Nous entrons sans doute dans une nouvelle phase de la vie sociale et politique. Le pouvoir macroniste veut aller vite pour satisfaire aux demandes du capital tout en préparant les échéances électorales à venir. Ainsi, la marche forcée pour faire accepter les ordonnances et accélérer le rythme des contre-réformes, tout en servant ouvertement, jusqu'à s'en vanter, les plus fortunés et les détenteurs de capitaux, se doublait jusqu'à ces dernières semaines d'une recherche d'union nationale. Cette marge de manœuvre semble se réduire au fil des jours comme en témoigne les débuts des mouvements sociaux caricaturés par les médias du système et empêchés par la force, comme on l'a vu avec les routiers. Ceci n'est pas un signe de force. Mais d'autres indices montrent que ce consensus se brise…
On nous bassine avec les dettes, mais l'impôt sur la fortune rapportera 6 fois moins au budget de L'État. Incapables de justifier ces orientations, les portes plumes et micros du macronisme ont lancé la semaine dernière un nouveau concept pour faire avaler l'amère pilule : il s'agirait d'un « pari ». Donc, le pari passe au rang de concept de gouvernement pour camoufler les intérêts que sert ce pouvoir réactionnaire.
En même temps, Monsieur Macron a engagé sa campagne des élections européennes avec son discours à La Sorbonne où il recycle un certain nombre d'actions ou de projets déjà proposés ou en cours de réalisation. Il enterre la souveraineté nationale au profit d'une « souveraineté européenne » soit une fuite en avant dans un fédéralisme néo-libéral. Ce souverainisme conduit à brader Alstom, les chantiers navals de Saint-Nazaire et d'autres encore .
Après une nouvelle manifestation de mépris du Président de La République à l'égard de nos concitoyens sur une chaîne de télévision américaine, un autre mot s'est répandu des jours et des jours dans l'espace public : la rue. « La démocratie ce n'est pas la rue » a t'il déclamé pour disqualifier toute opposition à ses choix et toute forme d'intervention populaire.
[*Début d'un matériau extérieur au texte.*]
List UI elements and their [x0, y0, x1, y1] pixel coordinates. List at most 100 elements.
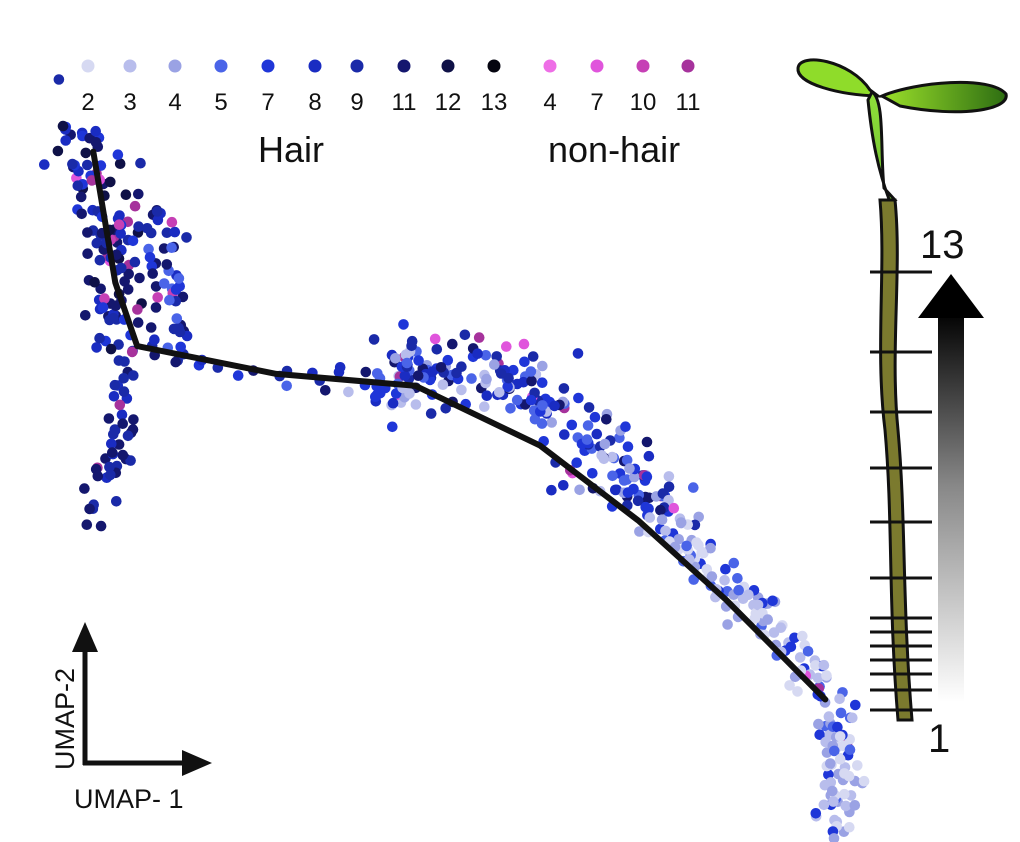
data-point-hair: [413, 370, 424, 381]
cotyledon-left-icon: [798, 60, 878, 96]
legend-hair-label: Hair: [258, 129, 324, 170]
data-point-hair: [146, 322, 157, 333]
data-point-hair: [610, 485, 621, 496]
data-point-hair: [599, 454, 610, 465]
data-point-hair: [82, 248, 93, 259]
data-point-hair: [98, 302, 109, 313]
data-point-nonhair: [115, 400, 126, 411]
data-point-hair: [407, 336, 418, 347]
data-point-hair: [835, 731, 846, 742]
data-point-hair: [819, 660, 830, 671]
data-point-hair: [151, 302, 162, 313]
data-point-hair: [537, 400, 548, 411]
data-point-hair: [39, 159, 50, 170]
data-point-hair: [819, 800, 830, 811]
data-point-hair: [642, 437, 653, 448]
data-point-nonhair: [167, 217, 178, 228]
data-point-hair: [852, 760, 863, 771]
data-point-hair: [537, 377, 548, 388]
data-point-hair: [162, 259, 173, 270]
root-icon: [880, 200, 912, 720]
data-point-hair: [108, 313, 119, 324]
data-point-hair: [600, 439, 611, 450]
data-point-hair: [821, 670, 832, 681]
data-point-hair: [447, 339, 458, 350]
data-point-hair: [58, 121, 69, 132]
data-point-hair: [53, 146, 64, 157]
legend-swatch-nonhair-7: [591, 60, 604, 73]
data-point-hair: [233, 370, 244, 381]
data-point-hair: [803, 646, 814, 657]
data-point-hair: [164, 295, 175, 306]
data-point-hair: [128, 236, 139, 247]
data-point-hair: [584, 402, 595, 413]
data-point-hair: [370, 391, 381, 402]
data-point-hair: [281, 381, 292, 392]
data-point-hair: [134, 273, 145, 284]
data-point-hair: [526, 395, 537, 406]
data-point-hair: [526, 366, 537, 377]
data-point-hair: [152, 206, 163, 217]
data-point-hair: [859, 776, 870, 787]
data-point-hair: [123, 431, 134, 442]
data-point-nonhair: [132, 304, 143, 315]
data-point-hair: [107, 447, 118, 458]
data-point-hair: [655, 505, 666, 516]
data-point-hair: [159, 278, 170, 289]
legend-label-hair-13: 13: [481, 89, 508, 116]
data-point-hair: [130, 257, 141, 268]
legend-swatch-hair-11: [398, 60, 411, 73]
data-point-hair: [559, 429, 570, 440]
data-point-nonhair: [130, 201, 141, 212]
y-axis-label: UMAP-2: [50, 668, 80, 770]
data-point-hair: [559, 383, 570, 394]
data-point-hair: [82, 227, 93, 238]
data-point-hair: [505, 403, 516, 414]
data-point-hair: [841, 801, 852, 812]
data-point-hair: [657, 514, 668, 525]
data-point-hair: [343, 387, 354, 398]
legend-swatch-nonhair-11: [682, 60, 695, 73]
data-point-hair: [361, 367, 372, 378]
data-point-hair: [119, 386, 130, 397]
data-point-hair: [620, 421, 631, 432]
data-point-hair: [76, 192, 87, 203]
data-point-hair: [549, 401, 560, 412]
data-point-hair: [54, 74, 65, 85]
data-point-hair: [688, 482, 699, 493]
pseudotime-trajectory-line: [93, 152, 825, 700]
legend-label-hair-7: 7: [261, 89, 274, 116]
data-point-hair: [115, 158, 126, 169]
data-point-hair: [411, 399, 422, 410]
data-point-hair: [60, 135, 71, 146]
data-point-hair: [451, 368, 462, 379]
data-point-hair: [582, 434, 593, 445]
data-point-hair: [172, 313, 183, 324]
x-axis-label: UMAP- 1: [74, 784, 184, 814]
data-point-hair: [583, 420, 594, 431]
data-point-hair: [109, 391, 120, 402]
data-point-hair: [402, 358, 413, 369]
data-point-hair: [797, 631, 808, 642]
legend-label-hair-3: 3: [123, 89, 136, 116]
data-point-hair: [79, 483, 90, 494]
data-point-hair: [67, 159, 78, 170]
data-point-nonhair: [669, 503, 680, 514]
legend-swatch-hair-7: [262, 60, 275, 73]
data-point-hair: [93, 471, 104, 482]
data-point-hair: [642, 471, 653, 482]
data-point-hair: [119, 356, 130, 367]
developmental-scale-bar: [938, 310, 964, 702]
data-point-hair: [94, 333, 105, 344]
data-point-hair: [607, 471, 618, 482]
data-point-hair: [732, 573, 743, 584]
data-point-hair: [479, 401, 490, 412]
legend-swatch-nonhair-10: [637, 60, 650, 73]
data-point-hair: [73, 180, 84, 191]
legend-label-nonhair-7: 7: [590, 89, 603, 116]
data-point-hair: [836, 708, 847, 719]
data-point-hair: [95, 255, 106, 266]
data-point-hair: [574, 485, 585, 496]
data-point-hair: [664, 471, 675, 482]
Le mouvement syndical et social serait ainsi réduit à une masse informe d'individus agglomérés sans but, ni conscience, déambulant au gré des humeurs dans « la rue ». Ce n'est pas la première fois que des dirigeants politiques et patronaux utilisent cette expression méprisante. Ceci est repris par les médias et s'en est suivi un débat où les uns et les autres cherchent à s'approprier les mérites historiques de « la rue » dans les conquêtes sociales... La réduction des oppositions populaires à ce vocabulaire méprisant est choquante. Dans « l'histoire de France », ce qui a réussi à arracher de nouvelles conquêtes démocratiques, sociales, à s'opposer au colonialisme, au fascisme, aux régressions sociales, aux atteintes aux libertés, ce n'est pas « la rue » mais une combinaison d'actions, de débats, d'informations, de travail parlementaire, faisant « mouvement majoritaire » afin de faire progresser des objectifs politiques. C'est la construction d'un nouveau rapport de forces social, politique, culturel et idéologique à la fois.
Toujours, il s'est fait dans l'unité, jusqu'à faire basculer des fractions du camp adverse en y allant chercher des convergences au nom de l'intérêt national ou général. Il a revêtu diverses formes, selon les périodes ou les enjeux, mais il a toujours porté cette caractéristique : travailler à l'union des forces pour chercher le point de bascule qui permet de gagner au service des intérêts populaires.
Cela a été le cas avec le Front populaire, les Francs-tireurs et partisans ou les forces françaises de l'intérieur dans la résistance, les mouvements anti coloniaux, féministes ou du grand mouvement de 1995 qui n'avait cessé de s'élargir jusqu'à la victoire, préparant le gouvernement de gauche de 1997. D'ailleurs, l'intérêt général ne nous commande pas d'occuper la rue pour toujours, mais de créer un rapport de force pour accéder à toutes les institutions et les transformer au service de l'intérêt du monde du travail, de la culture, des jeunes et des retraités.
C'est cela qui s'oppose en s'élargissant au saccage du droit du travail et à d'autres conquis et non « la rue ». Ne laissons jamais les idéologues de la bourgeoisie et du capital nous tendre ces pièges jusqu'au triturage permanent des mots.